Un juge promet d’être sévère avec les juvéniles

Dans l’édition du 11 septembre 1969 du journal Le Carillon, un article consacré à des déclarations du juge Jean-Louis Cloutier, de la Cour provinciale, division familiale. Cloutier « s’est promis d’être très sévère à l’endroit des jeunes qui enfreindront les lois et des adultes qui ne respecteront pas les clauses de la loi se rapportant aux juvéniles ». Il se référait précisément aux règlements de la route, sur la vente des cigarettes aux juvéniles, le couvre-feu et le travail des juvéniles. Pour ce qui est de la route, il parle du problème des bicyclettes et des jeunes cyclistes qui enfreignent les lois régissant leur utilisation.

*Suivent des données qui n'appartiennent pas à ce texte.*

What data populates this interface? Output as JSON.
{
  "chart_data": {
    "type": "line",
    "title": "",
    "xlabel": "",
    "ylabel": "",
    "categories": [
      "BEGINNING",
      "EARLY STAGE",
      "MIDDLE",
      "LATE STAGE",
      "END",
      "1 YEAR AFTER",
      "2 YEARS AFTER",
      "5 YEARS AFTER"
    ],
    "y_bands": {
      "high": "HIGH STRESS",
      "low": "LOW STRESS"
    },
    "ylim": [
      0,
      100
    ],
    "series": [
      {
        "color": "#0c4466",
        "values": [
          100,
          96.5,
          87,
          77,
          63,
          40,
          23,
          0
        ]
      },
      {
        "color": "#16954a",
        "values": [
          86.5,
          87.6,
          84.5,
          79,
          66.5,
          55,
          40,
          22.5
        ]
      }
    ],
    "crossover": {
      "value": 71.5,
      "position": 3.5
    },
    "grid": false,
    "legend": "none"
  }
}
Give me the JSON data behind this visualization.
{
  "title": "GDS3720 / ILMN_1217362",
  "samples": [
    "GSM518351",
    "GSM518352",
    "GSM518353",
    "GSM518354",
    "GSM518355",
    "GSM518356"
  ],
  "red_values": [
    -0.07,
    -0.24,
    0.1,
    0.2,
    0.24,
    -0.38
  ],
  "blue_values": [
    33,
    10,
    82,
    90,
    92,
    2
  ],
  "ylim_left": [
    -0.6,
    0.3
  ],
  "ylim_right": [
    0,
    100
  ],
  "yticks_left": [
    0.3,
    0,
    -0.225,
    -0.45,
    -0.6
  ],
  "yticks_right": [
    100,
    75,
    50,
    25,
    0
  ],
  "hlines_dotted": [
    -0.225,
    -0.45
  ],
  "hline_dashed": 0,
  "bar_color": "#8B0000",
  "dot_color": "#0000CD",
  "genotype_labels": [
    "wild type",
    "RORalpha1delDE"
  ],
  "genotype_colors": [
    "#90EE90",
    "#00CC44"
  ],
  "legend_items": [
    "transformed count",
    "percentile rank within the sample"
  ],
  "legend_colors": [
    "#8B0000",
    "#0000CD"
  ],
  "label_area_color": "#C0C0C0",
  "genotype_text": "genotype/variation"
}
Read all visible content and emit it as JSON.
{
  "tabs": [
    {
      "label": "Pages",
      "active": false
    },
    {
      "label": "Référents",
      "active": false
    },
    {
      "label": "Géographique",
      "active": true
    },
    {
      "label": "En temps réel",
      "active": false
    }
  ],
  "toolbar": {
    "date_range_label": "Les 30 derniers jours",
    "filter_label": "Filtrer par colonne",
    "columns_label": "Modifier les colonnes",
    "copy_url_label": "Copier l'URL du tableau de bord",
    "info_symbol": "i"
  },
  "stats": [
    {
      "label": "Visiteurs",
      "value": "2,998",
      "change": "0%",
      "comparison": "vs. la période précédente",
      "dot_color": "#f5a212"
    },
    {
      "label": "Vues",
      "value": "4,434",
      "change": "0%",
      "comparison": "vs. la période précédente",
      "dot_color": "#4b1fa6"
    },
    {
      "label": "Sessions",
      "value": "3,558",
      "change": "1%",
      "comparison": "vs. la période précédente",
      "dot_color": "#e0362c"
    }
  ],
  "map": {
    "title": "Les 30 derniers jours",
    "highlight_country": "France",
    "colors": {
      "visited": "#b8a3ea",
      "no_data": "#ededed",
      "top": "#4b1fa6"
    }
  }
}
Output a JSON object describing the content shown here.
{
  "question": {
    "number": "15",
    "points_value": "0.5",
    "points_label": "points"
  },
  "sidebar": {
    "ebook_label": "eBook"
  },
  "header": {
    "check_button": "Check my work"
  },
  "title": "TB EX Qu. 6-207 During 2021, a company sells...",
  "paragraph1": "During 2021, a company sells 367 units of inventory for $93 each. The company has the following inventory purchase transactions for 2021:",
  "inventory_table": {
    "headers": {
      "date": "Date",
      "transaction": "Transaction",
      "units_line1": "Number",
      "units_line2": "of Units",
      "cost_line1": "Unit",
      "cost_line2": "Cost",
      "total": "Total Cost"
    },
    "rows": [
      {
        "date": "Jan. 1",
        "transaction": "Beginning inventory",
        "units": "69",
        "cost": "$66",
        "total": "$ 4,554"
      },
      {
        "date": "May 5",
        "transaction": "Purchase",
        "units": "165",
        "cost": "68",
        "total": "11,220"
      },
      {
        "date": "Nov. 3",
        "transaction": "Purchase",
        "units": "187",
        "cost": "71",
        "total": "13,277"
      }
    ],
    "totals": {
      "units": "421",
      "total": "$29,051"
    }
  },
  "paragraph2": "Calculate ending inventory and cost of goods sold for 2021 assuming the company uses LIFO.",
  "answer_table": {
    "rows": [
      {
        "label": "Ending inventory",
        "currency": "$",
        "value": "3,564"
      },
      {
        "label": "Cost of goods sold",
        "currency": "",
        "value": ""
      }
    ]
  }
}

Et quant au couvre-feu, j’avais oublié qu’il y avait une loi à cet effet à l’époque. « Un jeune homme de moins de 16 ans, c’est-à-dire un juvénile, ne doit pas être sur la rue après 22 heures, à moins d’être accompagné de ses parents. » L’article ne précise pas pourquoi il se référait particulièrement à « un jeune homme »; j’imagine que cette loi s’appliquait autant aux jeunes filles.

* * *

Paul Huneault (Marcel Desjardins) titre sa rubrique du 11 septembre : « Le cancer de l’anglicisation fait son œuvre ». Il écrit : « Un fait est passé inaperçu dans l’activité de la rentrée scolaire en Ontario. Un peu partout en Ontario, dans le sud surtout, les parents francophones ont oublié de se prévaloir de leurs droits et ne réclamaient pas toutes les classes francophones auxquelles ils ont droit. Plus près de nous, au Collège Algonquin, à Ottawa, les élèves francophones de l’Est de l’Ontario, des comtés de Prescott et Russell, comme des comtés d’Ottawa fermaient les yeux sur les cours offerts en langue française pour s’inscrire aux cours dispensés en langue anglaise. » La Cité collégiale n’existait pas encore bien sûr.

Huneault notait d’ailleurs que la Loi sur les langues officielles était en vigueur au Canada depuis le dimanche précédent. Il rappelait aussi que le projet de loi 140 de l’Ontario conférait « aux francophones des droits chèrement gagnés et revendiqués par quelques générations ». Huneault se demande également « si les tenants du statu quo de l’École secondaire régionale de Hawkesbury n’ont pas raison et s’il ne faut pas, sous le prétexte de mieux, de toujours mieux parler la langue de Shakespeare, pour monter, pour toujours monter plus haut dans l’échelle sociale, il ne faut pas accepter de se laisser angliciser à petits feux. » La question était posée en 1969.